Cryptos

Liquidity Heatmap showing bid clusters defending the $76,000–$80,000 levels

Cohort-Normalized CVD (Cumulative Volume Delta): Colored lines reveal that small orders ($100–$10K, green/orange lines) are buying on upward moves, while large blocks ($1M+, purple lines) are selling.
Correlation with our April 27th statements : The April 27th post hypothesized a « stealth institutional distribution » in the $77,000–$80,000 range, with a negative delta of –699.51 and a high VPIN.

The attached chart confirms this hypothesis with superior temporal granularity: seller order flow toxicity (order flow toxicity in the sense of Easley-López de Prado-O’Hara) is generated by the systematic selling by whales to retail buyers.
This phenomenon is the microstructure signature of a risk transfer: « strong hands » (COT Asset Managers, +82 contracts on April 21) are distributing to « weak hands » (retail, Small Traders Legacy COT –402 WoW).
Quantitative Implication: a high λ in the $77,800–$80,000 zone indicates that the informed are selling. The absorption of retail bids creates an illusion of support: the liquidity clusters visible on the heatmap are late stop-losses and retail limit orders, not institutional funds. This partially invalidates the « institutional support » thesis of $75,000 mentioned yesterday.
___________________________
The « Grinder » scenario (range compression) is reinforced to 50% (up from 40% on April 30th), the « Trap » scenario (bearish double liquidation) rises to 25% with a possible extension towards $59,000 if the $73,400 threshold is broken, and the « Squeeze » scenario (bullish breakout) is reduced to 20% considering the confluent resistance at $77,800–$80,000 and the FOMC 6/6 dumps pattern. A new « Deep Capitulation » scenario (< $59K) emerges with a 5% probability, conditioned on the break of $73,400.

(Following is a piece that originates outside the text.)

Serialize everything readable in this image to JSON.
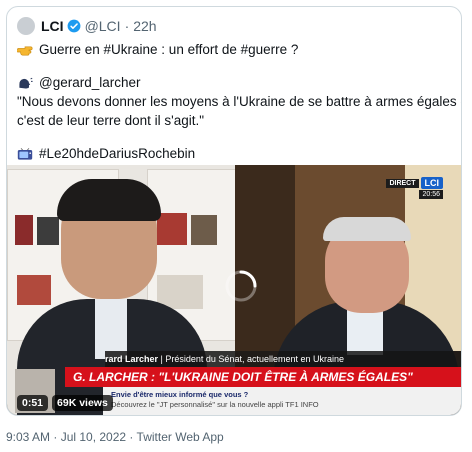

Scenario A: « The Grinder », Range Compression
¤ Triggers:
Maintaining the $74,000–$78,000 range with negative CVD but $75K support holding. FOMC « higher for longer » without hawkish shock. Continued whale-to-retail distribution (FireCharts).
¤ Trajectory:
BTC: Oscillations between $74,500 and $77,500 for 2–3 weeks.
NASDAQ: Range of 17,200–18,200 (low decorrelation).